On the other hand, one of the Chinese mithun clustered with B. indicus (Fig. 5), but its nuclear genome did not support this clustering13. Introgression of cattle mitochondrial DNA into mithun has been reported by Li et al.48 and Gou et al.56. These outcomes demonstrate that some mithun have mithun chromosomal genome and cattle mitochondrial genome. Hybridization has been practiced between mithun and cattle to obtain animal of higher economic value since historical times51. Studies have also reported the transportation of mithun from India to Bhutan during the ancient times, where they were extensively used to cross breed with domestic cattle57. It is therefore, possible that mithun individuals analysed in these studies were likely to be the hybrid of domestic mithun and domestic cattle which is prevalent in China16,56. Thus, in domestic animals phenotype is not always related to their mitochondrial genome58, which leads to phenotypic ambiguity among domestic species and impede conservation efforts. Identification of genetically unique population is critical for species conservation hence, an extensive study is essential to evaluate the cross bred animals on a larger scale using both chromosomal and mitochondrial DNA markers.

The Indian gaur, Cambodian gaur and Malayan gaur formed distinct clades within the third clade with strong Bayesian posterior probability and bootstrap values (Fig. 5). Our finding therefore, clearly supports the existence of three sub species of gaur i.e. B. gaurus gaurus, B. gaurus readei and B. gaurus hubbacki proposed based on the morphological features by Lydekker4,5. Further, the phylogenetic tree revealed that among three subspecies, the B. gaurus gaurus is genetically closer to B. gaurus readei as compared to B. gaurus hubbacki. Nevertheless more number of samples from each subspecies needs to be analysed using both the nuclear and mitochondrial DNA markers to confirm their identity. Also, the domestic mithun including Indian mithun samples were clustered with Cambodian gaur which explains the close genetic relationship of domestic mithun and Cambodian gaur.
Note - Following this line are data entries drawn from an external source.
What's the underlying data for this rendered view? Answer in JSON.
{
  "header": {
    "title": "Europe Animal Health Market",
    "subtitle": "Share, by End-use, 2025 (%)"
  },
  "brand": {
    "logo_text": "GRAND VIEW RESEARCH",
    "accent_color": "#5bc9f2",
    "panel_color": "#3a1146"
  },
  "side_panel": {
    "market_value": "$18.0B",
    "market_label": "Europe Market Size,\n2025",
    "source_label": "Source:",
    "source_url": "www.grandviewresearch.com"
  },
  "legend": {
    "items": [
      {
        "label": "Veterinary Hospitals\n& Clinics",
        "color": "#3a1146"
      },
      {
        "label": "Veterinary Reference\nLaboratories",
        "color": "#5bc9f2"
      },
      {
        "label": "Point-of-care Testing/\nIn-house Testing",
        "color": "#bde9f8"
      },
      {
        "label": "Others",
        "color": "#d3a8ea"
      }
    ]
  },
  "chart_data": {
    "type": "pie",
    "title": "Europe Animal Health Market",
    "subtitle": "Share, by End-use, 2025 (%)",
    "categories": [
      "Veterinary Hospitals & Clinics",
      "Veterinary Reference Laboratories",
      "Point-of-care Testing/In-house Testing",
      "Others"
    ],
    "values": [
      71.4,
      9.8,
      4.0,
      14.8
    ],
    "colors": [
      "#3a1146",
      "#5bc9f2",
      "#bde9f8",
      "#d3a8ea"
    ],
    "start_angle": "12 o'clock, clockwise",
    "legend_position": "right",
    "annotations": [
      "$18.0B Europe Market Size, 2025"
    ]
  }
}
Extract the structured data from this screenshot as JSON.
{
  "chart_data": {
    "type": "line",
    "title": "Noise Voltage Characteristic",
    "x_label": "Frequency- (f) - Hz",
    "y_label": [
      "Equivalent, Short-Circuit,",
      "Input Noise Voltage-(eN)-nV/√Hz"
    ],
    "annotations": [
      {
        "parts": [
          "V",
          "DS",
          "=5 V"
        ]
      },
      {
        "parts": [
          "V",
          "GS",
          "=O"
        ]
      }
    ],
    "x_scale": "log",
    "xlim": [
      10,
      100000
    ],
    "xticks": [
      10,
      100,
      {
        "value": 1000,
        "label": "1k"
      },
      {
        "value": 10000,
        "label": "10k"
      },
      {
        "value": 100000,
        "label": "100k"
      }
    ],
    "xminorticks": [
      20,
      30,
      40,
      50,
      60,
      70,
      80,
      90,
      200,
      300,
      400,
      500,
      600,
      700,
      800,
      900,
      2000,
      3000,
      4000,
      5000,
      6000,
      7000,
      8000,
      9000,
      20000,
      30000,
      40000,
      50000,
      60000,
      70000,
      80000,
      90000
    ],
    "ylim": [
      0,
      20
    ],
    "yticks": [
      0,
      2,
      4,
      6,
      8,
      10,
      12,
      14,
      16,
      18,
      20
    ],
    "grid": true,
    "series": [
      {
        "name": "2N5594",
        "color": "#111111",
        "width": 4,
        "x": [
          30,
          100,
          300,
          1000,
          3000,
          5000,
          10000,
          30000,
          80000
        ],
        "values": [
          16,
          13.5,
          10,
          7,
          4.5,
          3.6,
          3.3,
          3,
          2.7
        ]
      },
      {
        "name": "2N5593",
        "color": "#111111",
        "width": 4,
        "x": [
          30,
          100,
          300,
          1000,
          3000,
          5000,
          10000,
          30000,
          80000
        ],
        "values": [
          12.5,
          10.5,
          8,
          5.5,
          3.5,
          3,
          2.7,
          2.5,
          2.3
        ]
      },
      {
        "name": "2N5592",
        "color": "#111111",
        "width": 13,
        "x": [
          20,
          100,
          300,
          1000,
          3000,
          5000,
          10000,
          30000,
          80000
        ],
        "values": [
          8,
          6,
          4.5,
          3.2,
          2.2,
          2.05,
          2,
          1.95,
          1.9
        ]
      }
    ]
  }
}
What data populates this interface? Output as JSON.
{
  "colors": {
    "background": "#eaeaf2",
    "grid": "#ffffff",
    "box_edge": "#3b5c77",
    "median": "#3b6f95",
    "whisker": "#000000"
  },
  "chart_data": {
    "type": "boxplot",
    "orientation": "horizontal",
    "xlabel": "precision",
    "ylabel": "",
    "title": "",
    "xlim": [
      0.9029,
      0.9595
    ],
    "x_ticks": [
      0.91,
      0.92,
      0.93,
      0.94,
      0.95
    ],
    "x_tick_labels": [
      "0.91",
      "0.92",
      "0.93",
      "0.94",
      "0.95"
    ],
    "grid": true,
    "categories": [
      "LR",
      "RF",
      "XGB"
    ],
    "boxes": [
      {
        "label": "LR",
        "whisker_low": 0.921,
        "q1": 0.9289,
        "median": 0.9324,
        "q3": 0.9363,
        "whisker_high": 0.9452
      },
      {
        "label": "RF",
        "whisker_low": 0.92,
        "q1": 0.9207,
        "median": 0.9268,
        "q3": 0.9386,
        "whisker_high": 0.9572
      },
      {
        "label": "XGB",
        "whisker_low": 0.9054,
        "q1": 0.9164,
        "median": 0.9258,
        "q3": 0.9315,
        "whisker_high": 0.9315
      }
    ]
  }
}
However, at this juncture it is premature to suggest the place of domestication of mithun while considering the sample size of the present study particularly the gaur of Northeast India which is reported to closely resemble the Southeast Asian gaur7 would have significant implications on the origin of domestic mithun. On the whole, we suggest that it is not only important but necessary to conduct a detailed study on complete mitochondrial genome of gaur from different countries particularly Northeast India, Myanmar, Malaysia and China to unveil the time and place of domestication of mithun. On the other hand, studies on whole mitochondrial genome of domestic mithun from different countries would further complement to establish the domestication history of mithun.

Conclusions

The study on complete mitochondrial genome of Indian gaur is of paramount importance primarily for two reasons (i) gaur is considered as the ancestral species of domestic mithun but still is in dispute and (ii) there is a taxonomic ambiguity with regard to the classification of gaur into sub species. This is the first study to sequence the complete mitochondrial genome of Indian gaur. The findings of our study clearly conclude that, gaur is the maternal ancestor of domestic mithun. Although, Indian gaur mitochondrial genome shared similar structural features with Cambodian and Malayan gaur, a significant genetic variation was observed between them which support the existence of three sub species of gaur. Further, the low genetic diversity of Indian gaur indicates the necessity for developing appropriate conservation strategies for gaur populations in India. The complete mitochondrial genome sequence of gaur would serve as a useful genetic resource for phylogenetic, evolutionary biology, and conservation related studies.